Professor Gives Tips on Going Green for the Holidays

Posted: November 29, 2007 at 1:00 am, Last Updated: November 30, -0001 at 12:00 am

By Tara Laskowski

“Green” is the buzzword this year, and it refers to more than Mason and its sports teams. People are actively looking for new and simple ways to be more environmentally responsible. In response to this trend, Susie Crate, assistant professor of environmental science and policy, has some tips for families on how to have a “greener” holiday season.

  • Get a live tree that you can have in your house (be sure to water well) and then plant outside after the holidays — in your yard or somewhere else. The planet needs more trees and they sequester carbon. Real trees are a renewable, recyclable resource. Artificial trees contain nonbiodegradable plastics and possible metal toxins such as lead.

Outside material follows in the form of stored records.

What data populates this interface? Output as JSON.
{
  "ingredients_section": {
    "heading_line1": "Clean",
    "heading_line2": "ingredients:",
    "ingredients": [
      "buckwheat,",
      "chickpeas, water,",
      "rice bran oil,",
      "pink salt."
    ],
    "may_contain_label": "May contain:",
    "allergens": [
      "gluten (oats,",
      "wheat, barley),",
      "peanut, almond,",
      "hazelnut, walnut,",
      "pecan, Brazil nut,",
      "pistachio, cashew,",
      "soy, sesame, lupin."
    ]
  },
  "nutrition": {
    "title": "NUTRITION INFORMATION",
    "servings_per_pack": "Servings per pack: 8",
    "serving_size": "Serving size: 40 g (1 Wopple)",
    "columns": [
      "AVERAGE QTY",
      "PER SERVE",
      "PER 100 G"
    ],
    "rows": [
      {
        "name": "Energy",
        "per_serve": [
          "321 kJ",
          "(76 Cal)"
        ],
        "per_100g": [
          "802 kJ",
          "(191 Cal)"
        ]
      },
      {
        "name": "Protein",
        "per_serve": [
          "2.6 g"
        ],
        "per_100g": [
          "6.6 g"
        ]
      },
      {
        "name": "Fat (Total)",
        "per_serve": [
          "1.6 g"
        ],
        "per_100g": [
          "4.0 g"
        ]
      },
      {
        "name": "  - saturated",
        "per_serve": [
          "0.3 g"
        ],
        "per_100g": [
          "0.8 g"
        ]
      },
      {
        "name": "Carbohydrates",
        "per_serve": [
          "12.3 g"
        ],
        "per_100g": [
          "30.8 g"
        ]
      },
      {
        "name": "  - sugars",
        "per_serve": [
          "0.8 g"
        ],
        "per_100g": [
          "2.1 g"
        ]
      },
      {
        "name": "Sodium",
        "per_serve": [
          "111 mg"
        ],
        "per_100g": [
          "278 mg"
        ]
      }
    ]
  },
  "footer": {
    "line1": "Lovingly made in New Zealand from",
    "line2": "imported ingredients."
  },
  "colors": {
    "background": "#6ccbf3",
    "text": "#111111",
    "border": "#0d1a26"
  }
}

  • Attach your indoor and outdoor lights to a timer, and program them to be on only for the several hours in the evening when people will see them.
  • Wrap presents with recyclable wrapping paper, or get creative and reuse newspaper or paper bags for wrapping, decorating with paint, glitter and other stick-ons. If you are a planner, save the comics for several weeks – they make great wrapping paper.
  • Don’t shop at the mall for gifts — fight the consumer lifestyle and return to the true gift-giving tradition — make your gifts. Gift giving is a perfect opportunity to develop your creative self. Think up gifts that will be fun to make and in the end will really be a gift of the heart. Make handcrafted items, sew pillows or accessories, bake, paint or write poems and songs. The sky’s the limit!
  • If you do need to shop for the materials to make gifts or for a gift you want to give that you can’t make, don’t go to the mall. Try your best to go to independent stores and support local businesses. Prices may be slightly more, but you will be supporting your local business community. You have great power in your choice of places to shop. Also, when shopping, bring your own bags instead of plastic bags to carry gifts in. Give environmentally friendly gifts such as a water bottle, battery charger or plants.
  • Look for holiday cards printed on paper with recyclable content, or make your own using scraps found around the house.
  • How you spend your time over the holidays is also important. In addition to hanging out with family and friends, get them to volunteer with you on a project that involves something environmentally friendly and socially responsible, such as an Adopt-a-Highway program or volunteering at a local park.
  • Finally, if you don’t like a gift you got this season, instead of waiting in long lines to exchange the gift, consider donating it to a homeless shelter or other nonprofit organization.